The war on land went badly for the Americans. The quick conquest of Canada promised by the War Hawks turned into defeat rather than victory. The nations new capital, Washington D.C., was burned by British troops, but a moral victory for the Americans was attained by the courageous resistance at Fort McHenry that saved Baltimore from Washingtons fate. This battle was made famous by Francis Scott Keys poem that became our national anthem. The one bright spot for the American cause was the success of the US Navy. Victories by the USS Constitution under Captain Isaac Hull over the British Frigate the Guerriere and Commodore Oliver Hazard Perry's defeat of the British flotilla on Lake Erie gave the Americans something about which to toast and sing songs.
The Hartford Convention
Sectional opposition to the war grew even stronger with the seeming failure of American arms on most fronts.
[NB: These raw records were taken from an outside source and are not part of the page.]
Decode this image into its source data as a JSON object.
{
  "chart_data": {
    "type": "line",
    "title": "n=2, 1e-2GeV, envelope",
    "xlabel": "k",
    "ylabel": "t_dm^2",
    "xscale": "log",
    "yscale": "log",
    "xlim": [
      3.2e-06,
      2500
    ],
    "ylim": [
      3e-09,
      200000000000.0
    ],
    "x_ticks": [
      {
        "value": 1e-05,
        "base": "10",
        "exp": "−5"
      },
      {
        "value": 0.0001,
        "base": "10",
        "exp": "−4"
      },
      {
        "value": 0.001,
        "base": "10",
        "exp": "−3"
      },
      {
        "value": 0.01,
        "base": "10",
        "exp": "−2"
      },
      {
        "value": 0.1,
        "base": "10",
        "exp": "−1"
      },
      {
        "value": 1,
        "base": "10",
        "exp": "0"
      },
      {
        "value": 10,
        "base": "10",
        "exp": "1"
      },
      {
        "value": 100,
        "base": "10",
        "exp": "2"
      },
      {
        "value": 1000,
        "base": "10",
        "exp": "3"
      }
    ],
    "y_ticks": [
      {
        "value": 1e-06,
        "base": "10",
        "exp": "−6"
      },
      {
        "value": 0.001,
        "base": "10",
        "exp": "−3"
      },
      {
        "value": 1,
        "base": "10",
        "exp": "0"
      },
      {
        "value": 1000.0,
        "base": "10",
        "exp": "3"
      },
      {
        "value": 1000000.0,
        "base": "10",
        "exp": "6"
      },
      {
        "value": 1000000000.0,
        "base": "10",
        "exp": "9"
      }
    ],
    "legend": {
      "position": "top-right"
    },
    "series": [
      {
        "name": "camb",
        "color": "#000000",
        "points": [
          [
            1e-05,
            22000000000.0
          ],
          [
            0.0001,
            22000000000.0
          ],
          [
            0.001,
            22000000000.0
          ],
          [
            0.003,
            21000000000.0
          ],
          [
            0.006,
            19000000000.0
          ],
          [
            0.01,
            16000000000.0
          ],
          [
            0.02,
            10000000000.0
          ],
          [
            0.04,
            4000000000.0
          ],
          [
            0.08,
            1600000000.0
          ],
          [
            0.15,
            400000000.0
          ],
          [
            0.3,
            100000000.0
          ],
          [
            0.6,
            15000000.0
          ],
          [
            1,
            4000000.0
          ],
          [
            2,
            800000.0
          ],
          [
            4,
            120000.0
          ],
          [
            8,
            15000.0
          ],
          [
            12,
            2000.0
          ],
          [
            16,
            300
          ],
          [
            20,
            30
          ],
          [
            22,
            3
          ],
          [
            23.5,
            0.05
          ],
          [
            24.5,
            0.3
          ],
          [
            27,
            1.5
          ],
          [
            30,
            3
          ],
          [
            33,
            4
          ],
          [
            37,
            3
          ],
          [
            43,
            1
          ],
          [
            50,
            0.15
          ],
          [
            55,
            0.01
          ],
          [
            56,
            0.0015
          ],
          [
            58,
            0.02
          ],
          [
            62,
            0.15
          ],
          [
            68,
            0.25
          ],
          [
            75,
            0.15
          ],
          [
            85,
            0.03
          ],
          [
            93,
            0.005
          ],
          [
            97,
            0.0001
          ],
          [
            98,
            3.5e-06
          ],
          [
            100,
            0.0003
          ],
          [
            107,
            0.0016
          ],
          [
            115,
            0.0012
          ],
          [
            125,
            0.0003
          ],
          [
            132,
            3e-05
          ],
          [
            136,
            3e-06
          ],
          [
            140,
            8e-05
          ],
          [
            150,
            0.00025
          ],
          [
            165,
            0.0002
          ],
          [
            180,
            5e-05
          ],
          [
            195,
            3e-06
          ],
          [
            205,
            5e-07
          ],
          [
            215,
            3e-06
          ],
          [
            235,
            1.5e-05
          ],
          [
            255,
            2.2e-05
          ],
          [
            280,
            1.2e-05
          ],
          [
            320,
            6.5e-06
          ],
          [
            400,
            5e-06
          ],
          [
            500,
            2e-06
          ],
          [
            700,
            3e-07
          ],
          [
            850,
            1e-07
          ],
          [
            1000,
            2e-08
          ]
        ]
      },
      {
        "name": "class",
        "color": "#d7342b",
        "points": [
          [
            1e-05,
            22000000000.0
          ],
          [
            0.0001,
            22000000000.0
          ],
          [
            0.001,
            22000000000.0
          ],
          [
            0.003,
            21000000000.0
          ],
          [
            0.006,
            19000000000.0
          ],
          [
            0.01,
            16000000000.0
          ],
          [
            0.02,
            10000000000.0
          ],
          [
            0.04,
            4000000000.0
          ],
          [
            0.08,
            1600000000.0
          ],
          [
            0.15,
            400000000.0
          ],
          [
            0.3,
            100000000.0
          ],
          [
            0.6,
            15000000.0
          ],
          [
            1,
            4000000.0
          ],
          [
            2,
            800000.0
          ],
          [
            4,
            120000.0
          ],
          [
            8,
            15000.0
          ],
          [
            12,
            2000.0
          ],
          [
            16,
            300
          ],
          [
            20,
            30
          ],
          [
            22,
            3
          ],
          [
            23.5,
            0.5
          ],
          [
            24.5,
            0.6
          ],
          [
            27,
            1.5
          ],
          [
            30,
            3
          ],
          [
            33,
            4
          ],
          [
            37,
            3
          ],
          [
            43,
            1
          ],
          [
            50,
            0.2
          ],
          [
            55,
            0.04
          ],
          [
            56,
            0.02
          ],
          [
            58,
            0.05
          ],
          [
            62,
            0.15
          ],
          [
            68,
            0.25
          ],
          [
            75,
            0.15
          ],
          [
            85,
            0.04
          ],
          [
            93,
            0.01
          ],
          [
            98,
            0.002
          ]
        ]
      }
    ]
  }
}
New England states openly disapproved of the war and would not raise money to support it nor send their militias outside of their states. In October 1814, the legislature of Massachusetts called for a convention to lay the foundation for a radical reform in the National Compact, and Federalists from all the New England states gathered in December in Hartford, Connecticut. Some of the more radical delegates called for secession from the union, but the moderate majority rejected the secession idea and instead called for revisions to the United States Constitution. They sought an end to the Virginia Dynasty (all presidents had been Virginians except for John Adams of Massachusetts) by limiting the presidency to one four-year term and rotating the office among citizens from different states. In addition, they wanted more control over the use of economic embargoes, trade prohibitions, and declarations of war by requiring a 2/3-majority vote in the Congress. The Federalists minority hoped that the war would continue to go badly and that the majority of citizens would turn against it. Yet, it was not to be. Peace was obtained with the signing of the Treaty of Ghent on Christmas Eve, 1814. The greatest American victory of the war, however, came two weeks later on January 8, 1815, when General Andrew Jacksons troops soundly defeated the British at New Orleans. These events made the Hartford Conventions call for revisions to the Constitution a moot point. In addition, it contributed to the demise of the Federalist Party. The Hartford Convention and talk of secession did however, continue to emphasize the important strand of states rights vs. national control that had arisen earlier in statements like the Kentucky and Virginia Resolves.
The end of the war in Europe and a return to normal trade with Great Britain and France allowed the new nation to move into a period of peace and prosperity described as the Era of Good Feelings.